Billy Blanks est parti de rien pour arriver aux sommets, avec un "s", puisqu'il a excellé dans le sport avant d'exceller dans le business et dans le cinéma bis (bon, exceller est un bien grand mot pour ce dernier cas de figure).
Fils d'une nombreuse famille pauvre, vivant dans un quartier pauvre, dyslexique et touché par une malformation articulaire, le petit Billy n'avait vraiment rien pour lui. Mais, comme pour beaucoup, il dévore les films de Bruce Lee et décide de se lancer dans le Karaté. Il devient rapidement un expert, devenant ceinture noire dans 7 disciplines, remportant un nombre incalculable de médailles. Il se lance ensuite dans la boxe, avec un certain succès et décide ensuite d'ouvrir ses propres dojos, cherchant à enseigner et à élargir sa clientèle. C'est à ce moment là qu'il a l'idée qui le rendra riche et célèbre, de créer le "Tae Bo", un mélange personnel de Tae Kwon Do et de Boxe qu'il transforme en méthode de fitness.

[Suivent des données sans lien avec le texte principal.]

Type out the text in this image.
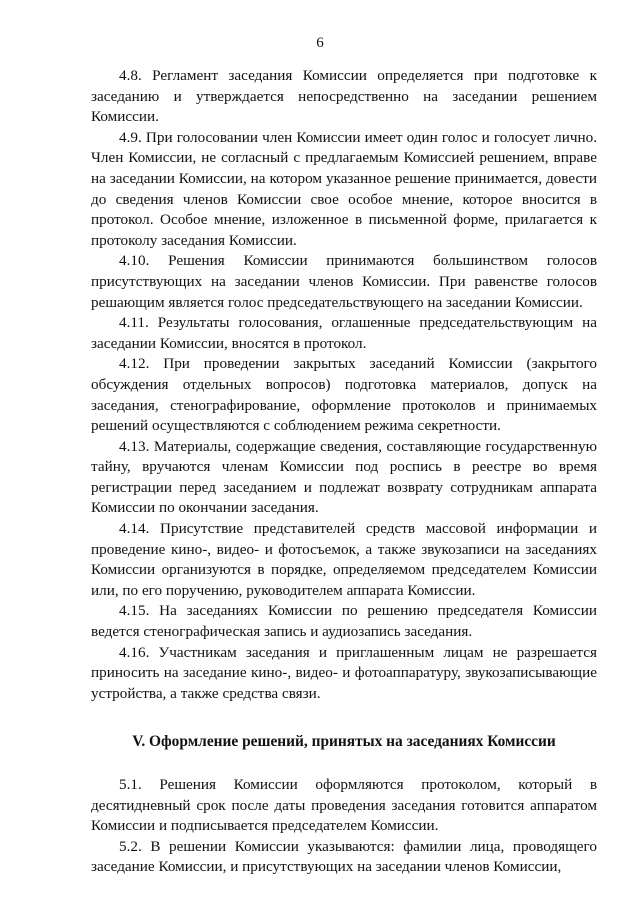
6

4.8. Регламент заседания Комиссии определяется при подготовке к заседанию и утверждается непосредственно на заседании решением Комиссии.

4.9. При голосовании член Комиссии имеет один голос и голосует лично. Член Комиссии, не согласный с предлагаемым Комиссией решением, вправе на заседании Комиссии, на котором указанное решение принимается, довести до сведения членов Комиссии свое особое мнение, которое вносится в протокол. Особое мнение, изложенное в письменной форме, прилагается к протоколу заседания Комиссии.

4.10. Решения Комиссии принимаются большинством голосов присутствующих на заседании членов Комиссии. При равенстве голосов решающим является голос председательствующего на заседании Комиссии.

4.11. Результаты голосования, оглашенные председательствующим на заседании Комиссии, вносятся в протокол.

4.12. При проведении закрытых заседаний Комиссии (закрытого обсуждения отдельных вопросов) подготовка материалов, допуск на заседания, стенографирование, оформление протоколов и принимаемых решений осуществляются с соблюдением режима секретности.

4.13. Материалы, содержащие сведения, составляющие государственную тайну, вручаются членам Комиссии под роспись в реестре во время регистрации перед заседанием и подлежат возврату сотрудникам аппарата Комиссии по окончании заседания.

4.14. Присутствие представителей средств массовой информации и проведение кино-, видео- и фотосъемок, а также звукозаписи на заседаниях Комиссии организуются в порядке, определяемом председателем Комиссии или, по его поручению, руководителем аппарата Комиссии.

4.15. На заседаниях Комиссии по решению председателя Комиссии ведется стенографическая запись и аудиозапись заседания.

4.16. Участникам заседания и приглашенным лицам не разрешается приносить на заседание кино-, видео- и фотоаппаратуру, звукозаписывающие устройства, а также средства связи.

V. Оформление решений, принятых на заседаниях Комиссии

5.1. Решения Комиссии оформляются протоколом, который в десятидневный срок после даты проведения заседания готовится аппаратом Комиссии и подписывается председателем Комиссии.

5.2. В решении Комиссии указываются: фамилии лица, проводящего заседание Комиссии, и присутствующих на заседании членов Комиссии,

La méthode plaît, les stars se bousculent chez lui, ce qui lui entrouvre les portes du cinéma.
Son premier succès arrive avec une production Roger Corman, en partageant l'affiche du premier film avec Don the dragon Wilson, "Bloodfist".
Il apparaît ensuite dans quelques productions renommées comme "Tango & Cash", "Full contact" et, surtout, "Le dernier Samaritain", avec bruce Willis, dans lequel il interprète le rôle du joueur de football américain qui pète un câble et se tire une balle dans la tête après un "touchdown".
Fort de ces quelques apparitions, et grâce à sa musculature, le bonhomme obtient des premiers rôles dans des séries B de bastons, bien souvent mauvaises, comme "TC 2000" ou "Talon of Eagle" aux côtés du nanardeux "Steven Seagal de Beyrouth", Jalal Merhi, "Shodown" une adaptation de "Karaté kid"... Comme quelques tataneurs de l'époque, il apparaîtra également dans la série "Le flic de Shangaï" (comme Marc Dacascos, Olivier Gruner ou Chuck Norris).
Et puis, il y a deux films sympathiques qu'il mène en duo avec le catcheur Roddy Piper dont ce "Épreuve Mortelle", l'autre étant "Back in action".
Dans "Épreuve Mortelle", Billy Blanks interprète le rôle de John Portland, un ex agent de la CIA atteint d'amnésie partielle qui doit faire équipe avec un détective, Elmo Freech (Roddy Piper), afin de démanteler un immense trafic de drogue.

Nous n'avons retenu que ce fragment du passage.